{An Umbrella Invitational}

Rhina P. Espaillat,

who was born in the Dominican Republic, has published seven books and three chapbooks, most recently Playing at Stillness, poems in English; Agua de dos rios/Water from Two Rivers, a bilingual collection of poems and essays; and El olor de la memoria/The Scent of Memory, a collection of short stories, also bilingual.

Her honors include the Eliot Prize, the Wilbur Award, the Nemerov Award, and several prizes from the Poetry Society of America and the New England Poetry Club. A founding member of the Powow River Poets, Espaillat lives in Newburyport, Massachusetts with her sculptor husband, Alfred Moskowitz.

—Back to Milestones Contents—

Learning Bones

I’m learning bones to please my father’s ghost.
Cranium, Maxilla—he knew them all
and loved to reel them off, each Latin name
sonorous and ornate, as from a tongue
speaking the nineteenth century. He’d boast—
his only vanity—total recall:
Mandibula, Clavicula—and not
one out of place, named wrongly, or forgot,
although learned long ago, when he was young.
Useless for me to argue that “breastbone”
is really just as good and quite the same
as Sternum; on that point, he became stone.

Gospelled by my own time, I worshipped use:
What use was it, I gibed, to learn by heart,
in a dead language, static part by part?
Better to know the function of the glands,
for instance (which I knew he did not know),
the mind’s evasions, or the work of dreams.

He didn’t like my century: obtuse,
almost, to change, he couldn’t trust what seems;
he wanted things to be, and to be there
forever in their place, like arms and hands.
Humerus, Radius, Ulna do not flow
beyond mind’s grasp like impulse or nightmare.
He liked the rational, the decent look
of bones in place, holding the flesh upright
as bones do—as they seem to, in his book.

When Latin failed him, and the torment came
that numbered and wrenched his bones as on a rack,
he learned the flow of nightmare into night.

The journey he took up has no returning,
and no soft speech will bring soft answer back,
but (clumsy, slow Aeneas!) I am learning
Ilium, Ischium, Femur—a long prayer
always descending earthward, rung by rung—
Fibula, Metatarsus—to the ground
in whose disorder lies that careful man.
Pious at last, I pray his sleep is sound.
We make amends in any way we can.

[Originally published in Plains Poetry Journal and in Lapsing to Grace
(Bennett Kitchell, 1992)]


Artist’s Statement

This poem stands out in my life as a milestone because it marked, in my opinion, a new maturity in my writing, a hard-won acceptance of the way things are, whether we like them that way or not. My beloved father, an important influence on every aspect of my life, had died many years before, and I had not succeeded in shaking off the grief natural to such a loss, and the added sorrow of knowing that the cultural differences between us—the result of my upbringing and education in the United States, and his tenacious clinging to his Dominican habits of thought—had persisted to the end of his life, despite lifelong mutual love and pleasure in each other's company.

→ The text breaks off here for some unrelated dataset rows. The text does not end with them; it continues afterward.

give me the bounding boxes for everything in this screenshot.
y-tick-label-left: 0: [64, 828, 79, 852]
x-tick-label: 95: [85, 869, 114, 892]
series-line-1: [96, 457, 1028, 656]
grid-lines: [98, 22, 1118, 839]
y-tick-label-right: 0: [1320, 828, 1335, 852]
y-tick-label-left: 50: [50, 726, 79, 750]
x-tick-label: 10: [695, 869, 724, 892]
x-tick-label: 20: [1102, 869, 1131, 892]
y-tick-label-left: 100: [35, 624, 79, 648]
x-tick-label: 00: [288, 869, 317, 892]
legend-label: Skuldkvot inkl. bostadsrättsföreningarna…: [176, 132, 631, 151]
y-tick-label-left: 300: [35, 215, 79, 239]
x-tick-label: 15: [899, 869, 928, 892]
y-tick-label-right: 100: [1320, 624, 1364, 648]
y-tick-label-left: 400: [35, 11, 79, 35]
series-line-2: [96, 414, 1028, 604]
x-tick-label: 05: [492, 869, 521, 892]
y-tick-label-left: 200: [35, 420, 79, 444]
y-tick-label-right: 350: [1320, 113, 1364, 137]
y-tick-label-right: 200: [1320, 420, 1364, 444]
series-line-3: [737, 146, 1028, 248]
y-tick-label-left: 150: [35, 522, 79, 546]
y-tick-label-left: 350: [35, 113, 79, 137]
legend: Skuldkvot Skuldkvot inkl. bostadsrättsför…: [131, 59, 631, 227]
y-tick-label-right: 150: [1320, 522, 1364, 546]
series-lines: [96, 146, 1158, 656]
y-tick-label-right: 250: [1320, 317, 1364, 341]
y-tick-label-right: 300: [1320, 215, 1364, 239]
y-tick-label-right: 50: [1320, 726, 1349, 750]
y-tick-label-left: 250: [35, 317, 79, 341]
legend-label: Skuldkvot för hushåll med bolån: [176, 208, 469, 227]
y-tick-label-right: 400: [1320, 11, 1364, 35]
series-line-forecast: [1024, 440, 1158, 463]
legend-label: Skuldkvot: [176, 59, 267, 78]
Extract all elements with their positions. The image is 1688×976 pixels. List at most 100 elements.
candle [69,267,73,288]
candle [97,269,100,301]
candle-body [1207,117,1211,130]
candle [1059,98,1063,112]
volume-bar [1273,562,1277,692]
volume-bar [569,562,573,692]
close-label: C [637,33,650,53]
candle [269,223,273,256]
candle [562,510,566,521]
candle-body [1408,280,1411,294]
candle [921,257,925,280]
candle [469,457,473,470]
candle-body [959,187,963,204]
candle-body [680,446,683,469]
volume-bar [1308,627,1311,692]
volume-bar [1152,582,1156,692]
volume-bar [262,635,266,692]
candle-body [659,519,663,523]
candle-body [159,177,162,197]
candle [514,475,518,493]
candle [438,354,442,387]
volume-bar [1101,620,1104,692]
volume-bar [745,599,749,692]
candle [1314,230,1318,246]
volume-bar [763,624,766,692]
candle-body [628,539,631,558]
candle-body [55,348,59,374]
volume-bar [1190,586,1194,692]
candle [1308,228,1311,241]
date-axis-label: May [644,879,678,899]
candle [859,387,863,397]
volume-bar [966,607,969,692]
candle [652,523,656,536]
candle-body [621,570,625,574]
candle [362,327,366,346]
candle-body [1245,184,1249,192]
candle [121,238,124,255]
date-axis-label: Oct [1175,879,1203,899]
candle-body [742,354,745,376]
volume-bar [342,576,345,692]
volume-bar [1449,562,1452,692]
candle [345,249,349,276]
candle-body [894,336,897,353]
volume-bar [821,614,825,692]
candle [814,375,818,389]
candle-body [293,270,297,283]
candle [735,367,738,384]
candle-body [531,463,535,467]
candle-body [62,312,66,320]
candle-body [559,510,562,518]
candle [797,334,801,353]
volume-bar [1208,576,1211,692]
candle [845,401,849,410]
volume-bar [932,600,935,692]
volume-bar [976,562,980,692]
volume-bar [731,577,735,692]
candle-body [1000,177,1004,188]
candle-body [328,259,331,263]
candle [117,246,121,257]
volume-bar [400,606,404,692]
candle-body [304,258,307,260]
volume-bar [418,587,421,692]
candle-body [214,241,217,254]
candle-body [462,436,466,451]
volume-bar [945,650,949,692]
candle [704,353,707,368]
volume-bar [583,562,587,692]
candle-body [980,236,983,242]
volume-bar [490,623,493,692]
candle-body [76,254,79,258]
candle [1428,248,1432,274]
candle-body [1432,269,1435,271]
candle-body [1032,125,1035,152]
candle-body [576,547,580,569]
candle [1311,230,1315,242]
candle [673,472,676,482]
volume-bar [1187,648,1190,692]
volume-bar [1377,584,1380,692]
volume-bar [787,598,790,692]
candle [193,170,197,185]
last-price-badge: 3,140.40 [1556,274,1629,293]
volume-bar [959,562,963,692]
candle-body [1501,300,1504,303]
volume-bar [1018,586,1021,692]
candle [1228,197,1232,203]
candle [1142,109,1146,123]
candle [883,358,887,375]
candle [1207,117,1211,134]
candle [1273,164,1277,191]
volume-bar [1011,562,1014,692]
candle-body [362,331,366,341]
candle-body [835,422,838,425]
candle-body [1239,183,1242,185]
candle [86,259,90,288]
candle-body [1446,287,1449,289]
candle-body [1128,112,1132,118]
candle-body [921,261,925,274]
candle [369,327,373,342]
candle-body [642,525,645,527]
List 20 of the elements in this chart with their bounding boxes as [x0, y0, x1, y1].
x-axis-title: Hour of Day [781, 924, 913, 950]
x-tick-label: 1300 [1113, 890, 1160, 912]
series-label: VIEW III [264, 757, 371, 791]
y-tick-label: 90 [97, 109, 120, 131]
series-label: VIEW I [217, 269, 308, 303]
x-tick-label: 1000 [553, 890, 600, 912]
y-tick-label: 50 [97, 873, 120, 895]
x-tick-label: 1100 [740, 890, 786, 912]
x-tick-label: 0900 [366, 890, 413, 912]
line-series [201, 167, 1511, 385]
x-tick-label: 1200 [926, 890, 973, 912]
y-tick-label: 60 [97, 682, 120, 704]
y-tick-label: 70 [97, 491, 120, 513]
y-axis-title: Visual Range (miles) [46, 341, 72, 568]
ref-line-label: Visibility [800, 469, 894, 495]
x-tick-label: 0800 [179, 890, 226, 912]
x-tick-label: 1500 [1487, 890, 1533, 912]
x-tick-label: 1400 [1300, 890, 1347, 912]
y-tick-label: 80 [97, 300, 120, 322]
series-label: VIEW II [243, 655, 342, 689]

The poem uses a trivial difference—his preference for the Latin names for scientific data—to suggest the “generation gap” that was also cultural, and to show how, even after the final separation, love seeks for ways to bridge distances and speak itself clearly. The reference to bones, in particular, recalls both the pain of his death by cancer, and his interest in science. The reference to Latin is a double pun of sorts: first because my father loved the classics, including Virgil’s Aeneid, in which the hero Aeneas flees the ruins of Ilium—the other name for Troy—bearing his old father on his back. “Pious Aeneas” succeeded in saving his father; I could not save mine. Second, many in my family were praying for him, in the Latin of the Church, but they also failed to save him.

The writing of this poem in 1984 marked the final step in my acceptance of this first painful loss in my life, and allowed me to let him go and remember him finally without sorrow. It also marks an acceptance of the inevitability of change that will always separate us, to some degree, from those before us and those after. By the time I wrote it, I had children of my own old enough to teach me that the cycle repeats itself, as does the devotion. Part of my satisfaction with the poem, and my special feeling for it, resides in the fact that I think in its lines I employ factual data to convey complex feeling better than I had ever succeeded in doing before, and the conviction that my father would have liked it.